Civil Rights Leaders Demand Robert E. Lee School be Renamed

As of Monday, nearly 200 people had signed the online petition.

A petition to rename Robert E. Lee Middle School in Long Beach is moving forward with endorsements from local and national civil rights leaders.

At a press conference Monday, Los Angeles Urban Policy Roundtable President Earl Ofari Hutchinson presented 22 endorsements from civil rights leaders. As of Monday morning, nearly 200 people had signed the online petition

"Let Long Beach school officials and the world know that a public school that many children of color attend named after the man who is the nation's most prominent name and face for preserving slavery and treason will not be tolerated," reads the petition.

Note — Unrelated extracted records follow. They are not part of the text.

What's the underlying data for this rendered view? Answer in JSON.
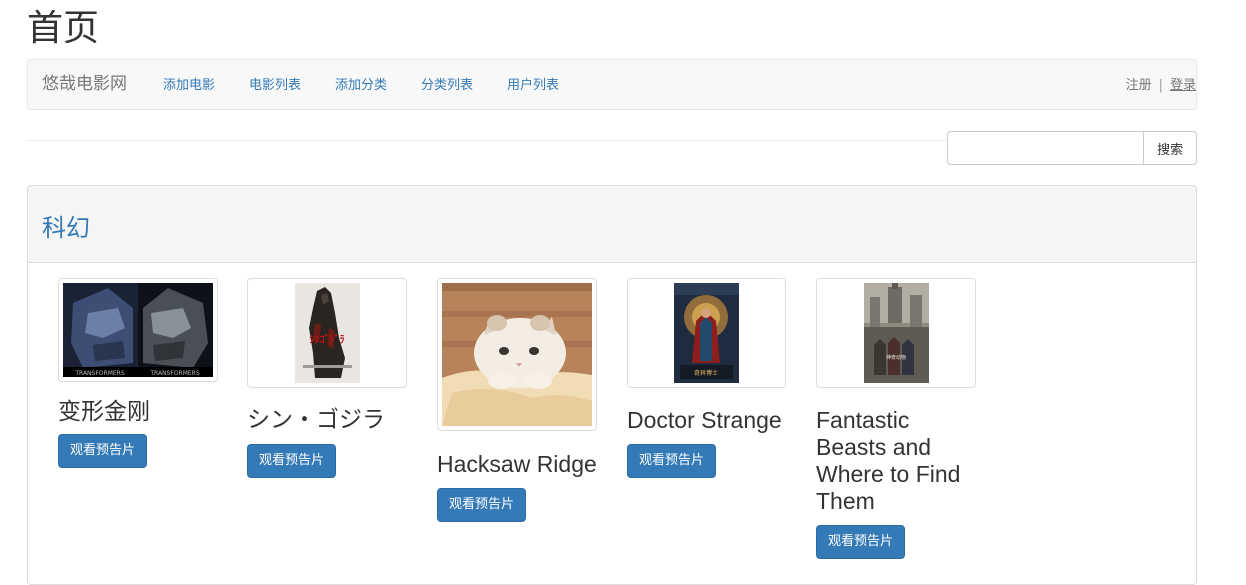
{
  "page": {
    "title": "首页"
  },
  "navbar": {
    "brand": "悠哉电影网",
    "links": [
      "添加电影",
      "电影列表",
      "添加分类",
      "分类列表",
      "用户列表"
    ],
    "register": "注册",
    "separator": "|",
    "login": "登录"
  },
  "search": {
    "placeholder": "",
    "value": "",
    "button": "搜索"
  },
  "category": {
    "title": "科幻",
    "movies": [
      {
        "name": "变形金刚",
        "button": "观看预告片",
        "poster_icon": "transformers-poster"
      },
      {
        "name": "シン・ゴジラ",
        "button": "观看预告片",
        "poster_icon": "godzilla-poster"
      },
      {
        "name": "Hacksaw Ridge",
        "button": "观看预告片",
        "poster_icon": "cat-photo"
      },
      {
        "name": "Doctor Strange",
        "button": "观看预告片",
        "poster_icon": "doctor-strange-poster"
      },
      {
        "name": "Fantastic Beasts and Where to Find Them",
        "button": "观看预告片",
        "poster_icon": "fantastic-beasts-poster"
      }
    ]
  },
  "colors": {
    "link": "#337ab7",
    "button": "#337ab7",
    "navbar_bg": "#f8f8f8"
  }
}
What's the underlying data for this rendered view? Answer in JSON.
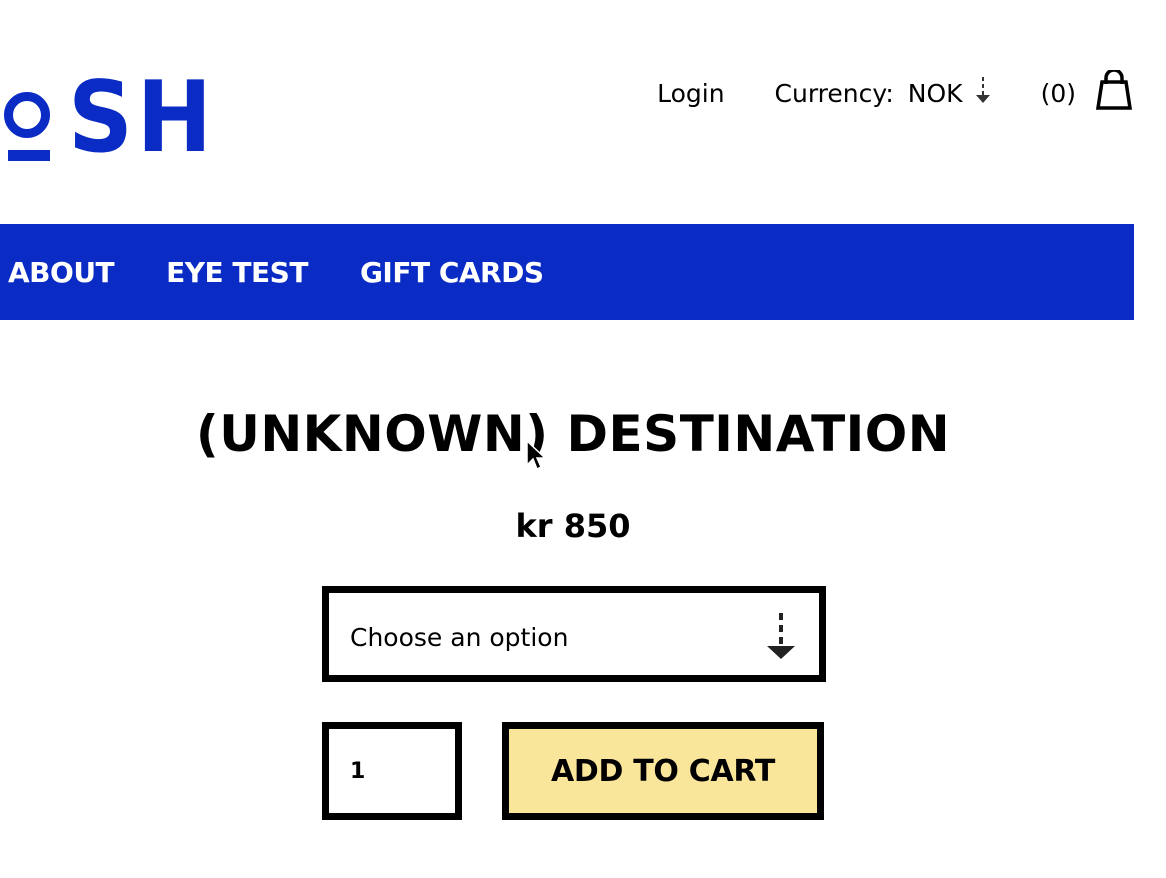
{
  "brand": {
    "logo_text": "SH",
    "color": "#0a2bc4"
  },
  "header": {
    "login_label": "Login",
    "currency_label": "Currency:",
    "currency_value": "NOK",
    "cart_count": "(0)"
  },
  "nav": {
    "items": [
      {
        "label": "ABOUT"
      },
      {
        "label": "EYE TEST"
      },
      {
        "label": "GIFT CARDS"
      }
    ]
  },
  "product": {
    "title": "(UNKNOWN) DESTINATION",
    "price": "kr 850",
    "option_placeholder": "Choose an option",
    "quantity": "1",
    "add_to_cart_label": "ADD TO CART",
    "button_color": "#fae69b"
  },
  "icons": {
    "currency_arrow": "arrow-down-icon",
    "cart": "shopping-bag-icon",
    "select_arrow": "dashed-arrow-down-icon",
    "cursor": "mouse-pointer-icon"
  }
}
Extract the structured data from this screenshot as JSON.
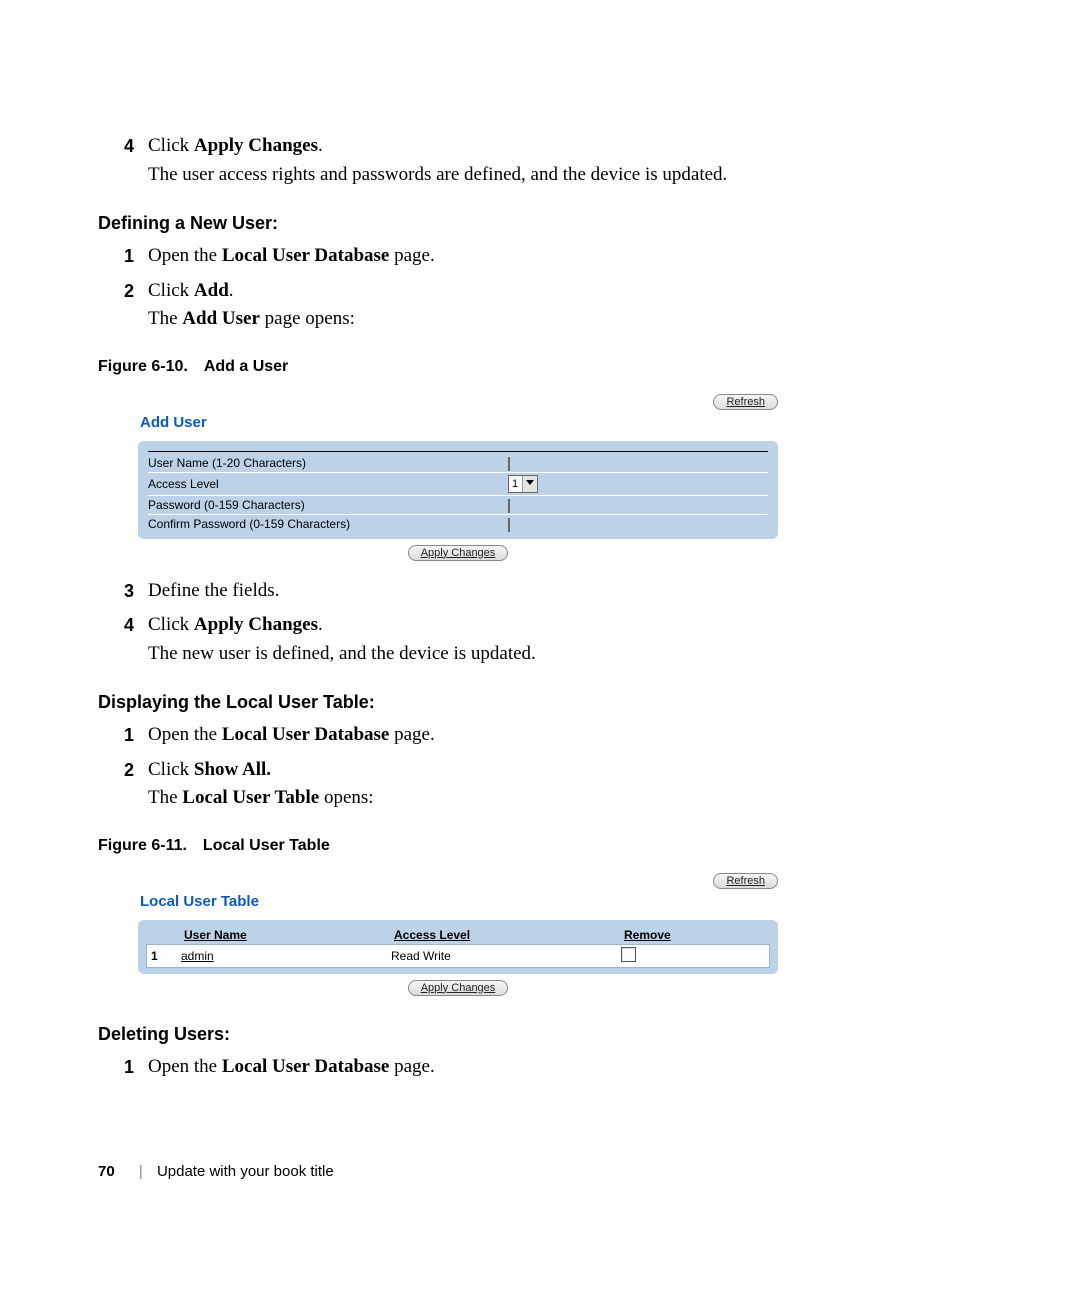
{
  "intro": {
    "step4_num": "4",
    "step4_prefix": "Click ",
    "step4_bold": "Apply Changes",
    "step4_suffix": ".",
    "step4_line2": "The user access rights and passwords are defined, and the device is updated."
  },
  "sectionA": {
    "heading": "Defining a New User:",
    "step1_num": "1",
    "step1_prefix": "Open the ",
    "step1_bold": "Local User Database",
    "step1_suffix": " page.",
    "step2_num": "2",
    "step2_prefix": "Click ",
    "step2_bold": "Add",
    "step2_suffix": ".",
    "step2_line2_prefix": "The ",
    "step2_line2_bold": "Add User",
    "step2_line2_suffix": " page opens:"
  },
  "fig10": {
    "num": "Figure 6-10.",
    "title": "Add a User"
  },
  "addUser": {
    "refresh": "Refresh",
    "title": "Add User",
    "row1": "User Name (1-20 Characters)",
    "row2": "Access Level",
    "row2_value": "1",
    "row3": "Password (0-159 Characters)",
    "row4": "Confirm Password (0-159 Characters)",
    "apply": "Apply Changes"
  },
  "sectionA2": {
    "step3_num": "3",
    "step3_text": "Define the fields.",
    "step4_num": "4",
    "step4_prefix": "Click ",
    "step4_bold": "Apply Changes",
    "step4_suffix": ".",
    "step4_line2": "The new user is defined, and the device is updated."
  },
  "sectionB": {
    "heading": "Displaying the Local User Table:",
    "step1_num": "1",
    "step1_prefix": "Open the ",
    "step1_bold": "Local User Database",
    "step1_suffix": " page.",
    "step2_num": "2",
    "step2_prefix": "Click ",
    "step2_bold": "Show All.",
    "step2_line2_prefix": "The ",
    "step2_line2_bold": "Local User Table",
    "step2_line2_suffix": " opens:"
  },
  "fig11": {
    "num": "Figure 6-11.",
    "title": "Local User Table"
  },
  "userTable": {
    "refresh": "Refresh",
    "title": "Local User Table",
    "hdr_user": "User Name",
    "hdr_access": "Access Level",
    "hdr_remove": "Remove",
    "row1_idx": "1",
    "row1_user": "admin",
    "row1_access": "Read Write",
    "apply": "Apply Changes"
  },
  "sectionC": {
    "heading": "Deleting Users:",
    "step1_num": "1",
    "step1_prefix": "Open the ",
    "step1_bold": "Local User Database",
    "step1_suffix": " page."
  },
  "footer": {
    "page": "70",
    "book": "Update with your book title"
  }
}
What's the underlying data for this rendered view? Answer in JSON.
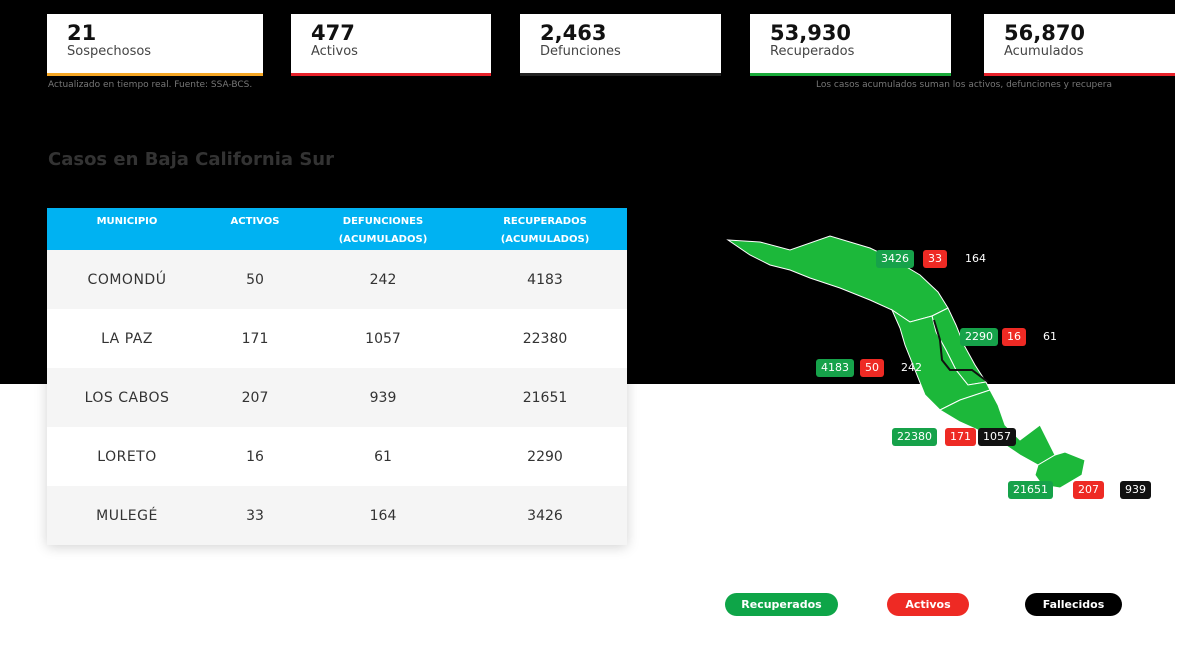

The petition to rename the school, named after the Confederate general, was first delivered to the Long Beach Unified School District earlier this month.

Los Angeles Urban Policy Roundtable Political Affairs Director Pedro Baez was expected to speak about the demand for the name change at a Long Beach School Board meeting Monday night.

"The Board's decision to hear public testimony is a good first step toward scraping Confederate names from one of its public schools," Hutchinson said. " However it must now take the final step and rename the school."

A national movement to remove Confederate flags and symbols was sparked after what authorities said was a racially-motivated massacre, in which nine people were shot and killed inside Charleston's Emanuel African Methodist Episcopal Church.

The alleged shooter, Dylann Storm Roof, posed next to the Confederate flag. That convinced some that the flag's reputation for white supremacy and racial oppression had trumped its symbolism of Southern heritage and ancestral pride.

Resulting efforts to remove Confederate flags and symbols include the decision to remove the Confederate flag that has been flying in front of the South Carolina Statehouse for 54 years, and from historic federal cemeteries in the Deep South.

In San Diego last month, Assemblywoman Lorena Gonzalez said she wanted Robert E. Lee, Elementary School in San Diego Unified School District renamed because of the connotations of the Confederate general.

A SDUSD spokeswoman said it was unlikely a discussion to change the school's name would take place before the 2016-17 school year.

The Associated Press contributed to this article.